Her interest, needless to say, lies not in the weed’s psychotropic properties, but in its potential as an up-market designer textile. On her return, she will spend three months putting together an experimental hand-woven collection of hemp fabrics.

Within a few years, she hopes to have single-handedly revived the long since defunct British hemp weaving industry, and to be churning out hemp pashminas, scarves and gorgeous hemp fabrics of every variety.

Her initiative has drawn applause from the fashion world. “About time too,” says Bryony Toogood, fashion editor of Cosmopolitan magazine.

“Hemp is so bloody hippy dippy and boring. Political correctness is not a consumer proposition, so any attempts to make hemp beautiful have got to be welcome.”

But before Wood gets into swanky fabrics and the absolutely fabulous world of haute couture, she needs to learn all the mucky details of how to actually manufacture hemp yarn from raw materials.

Specifically, she hopes to find out from her Chinese mentors precisely how hemp fibres should be handled to get the best out of them. “There are many technical issues involved in producing a material. You need to gum and wax the fibres to weave them and then remove some, or all, of it. Silk, for instance, needs to be degummed in boiling water. How do you treat hemp? No one knows in the UK,” says Wood.

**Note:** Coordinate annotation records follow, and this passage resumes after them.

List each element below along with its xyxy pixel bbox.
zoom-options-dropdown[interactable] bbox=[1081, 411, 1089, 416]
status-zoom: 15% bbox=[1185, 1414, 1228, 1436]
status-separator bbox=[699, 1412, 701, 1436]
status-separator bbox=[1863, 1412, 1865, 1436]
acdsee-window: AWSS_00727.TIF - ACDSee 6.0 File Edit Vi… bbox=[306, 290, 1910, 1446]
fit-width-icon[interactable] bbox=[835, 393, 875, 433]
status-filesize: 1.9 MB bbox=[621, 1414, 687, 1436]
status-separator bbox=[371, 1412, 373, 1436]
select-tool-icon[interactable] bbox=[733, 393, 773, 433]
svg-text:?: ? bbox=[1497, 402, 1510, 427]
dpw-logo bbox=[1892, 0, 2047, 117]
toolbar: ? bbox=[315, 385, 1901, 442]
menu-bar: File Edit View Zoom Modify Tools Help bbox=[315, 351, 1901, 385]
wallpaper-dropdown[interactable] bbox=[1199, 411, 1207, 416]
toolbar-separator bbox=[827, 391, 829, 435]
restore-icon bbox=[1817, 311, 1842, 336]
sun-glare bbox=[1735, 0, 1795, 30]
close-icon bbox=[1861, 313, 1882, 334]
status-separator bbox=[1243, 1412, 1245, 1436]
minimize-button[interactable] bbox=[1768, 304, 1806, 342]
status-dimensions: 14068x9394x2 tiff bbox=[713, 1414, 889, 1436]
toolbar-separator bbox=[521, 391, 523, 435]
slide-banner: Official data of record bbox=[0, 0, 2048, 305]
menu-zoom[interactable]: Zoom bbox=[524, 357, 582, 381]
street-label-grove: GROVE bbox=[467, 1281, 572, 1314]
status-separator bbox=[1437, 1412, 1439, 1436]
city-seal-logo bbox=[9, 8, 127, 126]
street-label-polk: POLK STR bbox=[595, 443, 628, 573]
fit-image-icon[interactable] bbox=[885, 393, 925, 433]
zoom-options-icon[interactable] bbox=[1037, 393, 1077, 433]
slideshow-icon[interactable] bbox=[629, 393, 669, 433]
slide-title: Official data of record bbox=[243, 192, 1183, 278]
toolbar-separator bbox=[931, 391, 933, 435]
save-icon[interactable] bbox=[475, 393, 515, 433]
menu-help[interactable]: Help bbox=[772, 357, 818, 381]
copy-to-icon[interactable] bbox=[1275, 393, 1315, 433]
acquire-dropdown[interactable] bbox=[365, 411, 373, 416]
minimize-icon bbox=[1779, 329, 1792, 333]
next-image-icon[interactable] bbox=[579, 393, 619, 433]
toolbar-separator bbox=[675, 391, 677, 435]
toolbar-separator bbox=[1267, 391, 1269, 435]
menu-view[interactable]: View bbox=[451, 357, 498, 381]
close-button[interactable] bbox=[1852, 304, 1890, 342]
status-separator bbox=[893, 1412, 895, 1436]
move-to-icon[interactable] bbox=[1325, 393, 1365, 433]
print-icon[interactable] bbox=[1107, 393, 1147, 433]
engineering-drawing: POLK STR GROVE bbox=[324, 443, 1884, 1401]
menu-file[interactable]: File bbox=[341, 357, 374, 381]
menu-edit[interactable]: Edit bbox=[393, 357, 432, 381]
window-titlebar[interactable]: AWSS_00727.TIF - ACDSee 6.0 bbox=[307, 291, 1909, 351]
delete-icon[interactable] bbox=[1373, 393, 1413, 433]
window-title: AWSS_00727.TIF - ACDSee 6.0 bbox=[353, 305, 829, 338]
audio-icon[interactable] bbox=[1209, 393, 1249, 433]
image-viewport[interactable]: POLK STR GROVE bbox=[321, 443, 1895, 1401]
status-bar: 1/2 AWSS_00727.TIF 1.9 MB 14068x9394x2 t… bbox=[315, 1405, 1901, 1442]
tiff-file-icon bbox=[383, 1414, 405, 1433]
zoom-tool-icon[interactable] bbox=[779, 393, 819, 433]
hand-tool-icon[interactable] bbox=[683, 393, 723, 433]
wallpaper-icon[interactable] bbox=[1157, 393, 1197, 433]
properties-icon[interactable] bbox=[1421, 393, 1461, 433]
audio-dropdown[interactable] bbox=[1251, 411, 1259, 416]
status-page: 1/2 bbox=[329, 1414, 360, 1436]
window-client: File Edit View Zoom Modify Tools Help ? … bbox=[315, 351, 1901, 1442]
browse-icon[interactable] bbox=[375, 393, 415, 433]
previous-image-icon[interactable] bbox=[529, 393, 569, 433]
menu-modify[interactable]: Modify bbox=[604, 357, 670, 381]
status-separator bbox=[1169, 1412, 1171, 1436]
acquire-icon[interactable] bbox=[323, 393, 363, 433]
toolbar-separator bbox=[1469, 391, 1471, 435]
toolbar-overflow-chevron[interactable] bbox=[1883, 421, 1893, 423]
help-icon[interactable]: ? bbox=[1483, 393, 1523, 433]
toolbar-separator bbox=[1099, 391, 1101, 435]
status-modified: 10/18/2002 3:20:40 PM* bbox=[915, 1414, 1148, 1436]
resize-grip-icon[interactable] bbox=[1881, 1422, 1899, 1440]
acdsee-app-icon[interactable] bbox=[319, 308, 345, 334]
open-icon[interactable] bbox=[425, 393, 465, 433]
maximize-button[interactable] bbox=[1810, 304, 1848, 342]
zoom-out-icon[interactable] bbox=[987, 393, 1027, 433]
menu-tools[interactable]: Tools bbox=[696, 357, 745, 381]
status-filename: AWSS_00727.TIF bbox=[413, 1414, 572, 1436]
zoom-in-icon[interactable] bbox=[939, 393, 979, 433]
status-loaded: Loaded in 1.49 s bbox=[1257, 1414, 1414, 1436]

She has worked as a fabric designer since leaving the Royal College of Art five years ago. She first encountered hemp as a fabric in 1997, while working as a textile designer for an American firm in Hong Kong.

“I happened to visit a Chinese factory and saw them making hemp fabrics for jeans and T-shirts. I thought, immediately, this is going to be a trend and how interesting it would be to do something more creative with it.”

Her enthusiasm grew when she realised that hemp also has impeccable environmental credentials. “It’s an amazing fabric. The plant grows very fast in poor soils and, unlike cotton, where the fibres are often only an inch long, the fibres are up to seven feet long, which makes them very strong. This means that insects can’t eat it and it doesn’t need fertilisers or insecticides.”

Hemp fabric is also extremely practical. “It is three times as absorbent as cotton. It is very soft, it has the drape of linen, but it’s much easier to iron,” she enthuses.

In short Wood wants to reclaim hemp from its primary twentieth century associations as a recreational drug. The cannabis variety indica, used to make yarn, is legal in most countries because it has only a fraction of the THC (the active ingredient) of the more potent Cannabis sativa. “You would have to smoke a joint the size of a telegraph pole to get any kind of effect,” she jokes.

Historically hemp in the west was a just a workaday source of yarn. “The American Constitution was written on hemp. And for centuries hemp was an important part of our domestic culture, used in the manufacture of sail cloth and ropes,” she says. But the result of hemp first being displaced by cotton and then being associated with narcotics was that gradually the craft skills associated with the production of hemp yarn and manufacture died out. “The hemp fibre only disappeared 100 years ago, after being used as a staple for cloth for the previous 4,000 years. Now we have to relearn all those skills,” explains Wood.

With such obvious enthusiasm it’s easy to see why The Queen Elizabeth Trust, which specialises in helping people develop craft skills which will contribute to the UK pool of talent, was so taken with Wood’s application. And before you ask, yes, she was at art school, but no she didn’t inhale.